この博物館のために新製されたゾーン中央の転車台は電動で回転させる事が可能で、C57形式蒸気機関車が載せられていました。
なお、ヒストリーゾーン床面の線路には蓋がしてありますが、実は大宮工場の試運転線と繋がっており、展示車両の柔軟な入れ替えにも対応しているそうです。
一部立ち入り禁止の車両もありましたが、展示車両の多くは客室内部にも入る事ができたので、それはちょっと嬉しかったです。

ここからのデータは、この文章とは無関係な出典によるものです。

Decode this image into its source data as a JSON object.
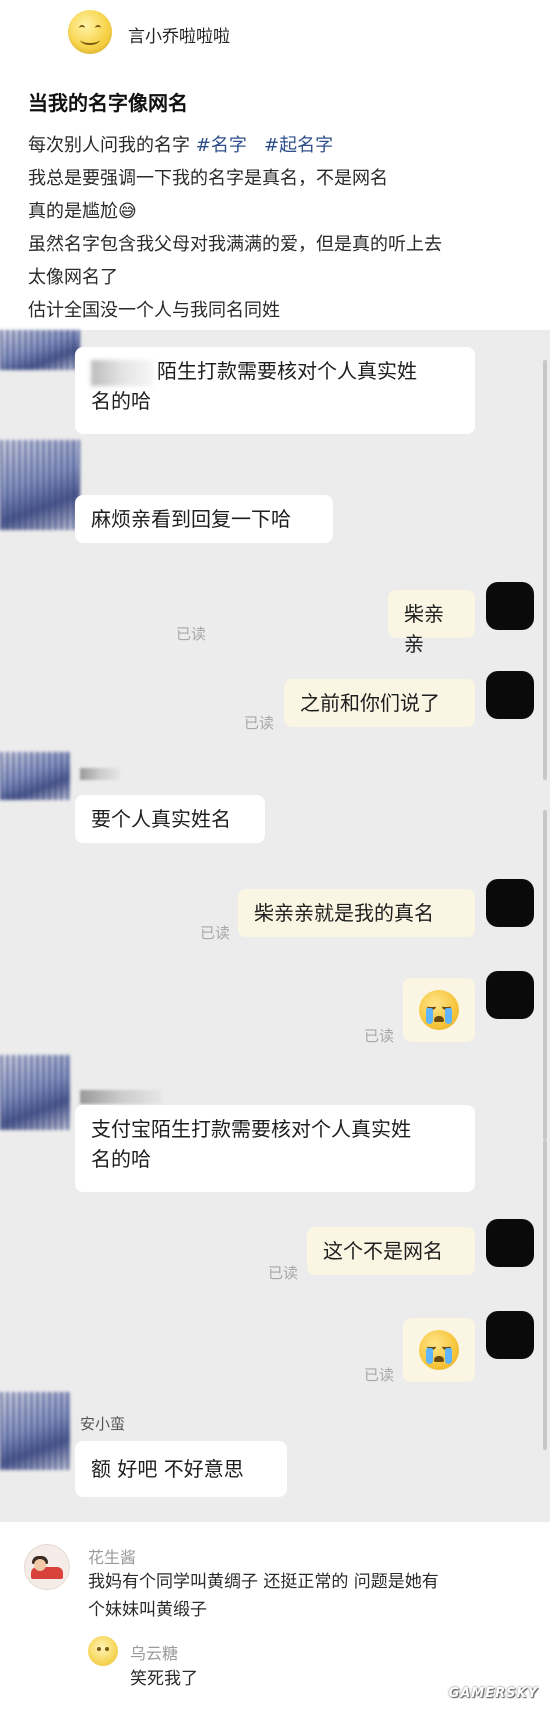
{
  "post": {
    "username": "言小乔啦啦啦",
    "title": "当我的名字像网名",
    "line1_text": "每次别人问我的名字 ",
    "tags": [
      "#名字",
      "#起名字"
    ],
    "line2": "我总是要强调一下我的名字是真名，不是网名",
    "line3": "真的是尴尬😅",
    "line4": "虽然名字包含我父母对我满满的爱，但是真的听上去",
    "line5": "太像网名了",
    "line6": "估计全国没一个人与我同名同姓"
  },
  "chat": {
    "read_label": "已读",
    "msg1_line1": "陌生打款需要核对个人真实姓",
    "msg1_line2": "名的哈",
    "msg2": "麻烦亲看到回复一下哈",
    "mine1": "柴亲亲",
    "mine2": "之前和你们说了",
    "msg3": "要个人真实姓名",
    "mine3": "柴亲亲就是我的真名",
    "mine4_icon": "crying-emoji-icon",
    "msg4_line1": "支付宝陌生打款需要核对个人真实姓",
    "msg4_line2": "名的哈",
    "mine5": "这个不是网名",
    "mine6_icon": "crying-emoji-icon",
    "sender_name": "安小蛮",
    "msg5": "额 好吧  不好意思"
  },
  "comments": [
    {
      "name": "花生酱",
      "text_line1": "我妈有个同学叫黄绸子 还挺正常的 问题是她有",
      "text_line2": "个妹妹叫黄缎子"
    },
    {
      "name": "乌云糖",
      "text": "笑死我了"
    }
  ],
  "watermark": "GAMERSKY",
  "colors": {
    "tag": "#2f4f8a",
    "chat_background": "#ececec",
    "my_bubble": "#fbf6e4",
    "their_bubble": "#ffffff"
  }
}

上の写真2枚は、ヒストリーゾーンに展示されていた7100形式蒸気機関車「弁慶号」と、その弁慶号に牽引されていたコトク5100形式の客車「開拓使号」です。
いずれも開拓期の北海道を走ったアメリカからの輸入車両で、北海道人の私としては見逃せない、要注目な展示品でした(笑)。

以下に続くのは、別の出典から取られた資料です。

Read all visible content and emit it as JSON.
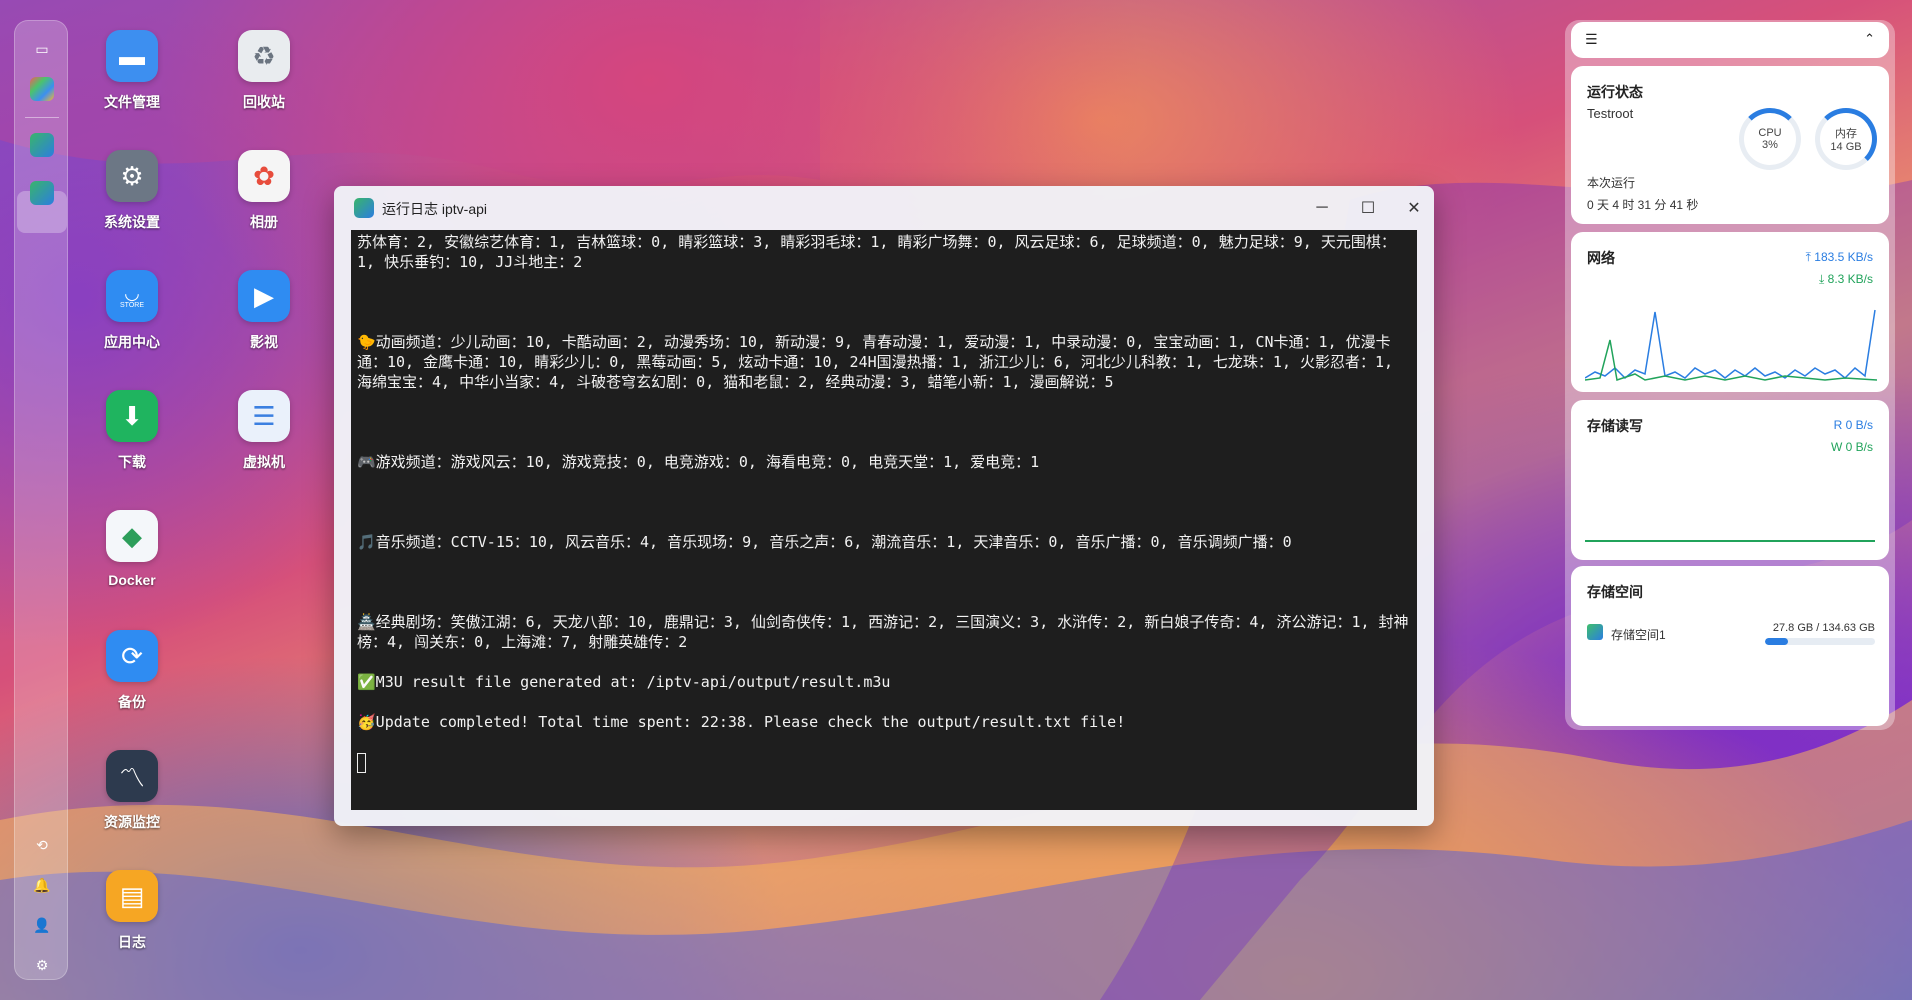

弁慶号は、明治13年に北海道で始めて開業した幌内鉄道(札幌~手宮間)で使用するためにアメリカから輸入された機関車のうちの一両で、御覧の通り、火の粉止め付きのダイヤモンドスタック形の煙突、先頭部に大きく張り出したカウキャッチャー(牛馬などが触れた時これをはね飛ばして轢死させるのを防ぐ排障器)、大きな鐘など、典型的なアメリカンスタイルのSLで、西部劇に出てくる機関車さながらの雰囲気を醸し出しています。
ミラー式連結器や空気制動機も装備され、第2動輪はフランジを無くして曲線を容易に走行できるように設計されていた、当時のアメリカでは最新型のSLでした。
廃車後は国鉄大宮工場で復元され、現在は鉄道記念物に指定されています。

開拓使号も、幌内鉄道の開業に合わせて弁慶号などと共にアメリカから輸入された車両で、転換式クロスシート、ストーブ、飲水器、水洗式の洋式トイレまで備えられていた最上等車で、開拓使長官や政府高官の専用客両として使われたため「開拓使号」の愛着が定着しました(車体の側面には実際に「開拓使」と縦書きされています)。
明治14年の明治天皇行幸の際には御料車としても使用され、弁慶号同様、現在はこの車両も鉄道記念物に指定されています。

なお、これらの機関車や客車にはいずれも貫通式の空気制動機が備えられていたため、150m以内で停止することができ、更に、万一列車が途中で分離しても自動的に停止することができました。
この安全対策機能は、イギリスの技術を取り入れた本州の鉄道には見られなかったもので、当時、アメリカの鉄道技術がイギリスよりも進んでいたことを物語っています。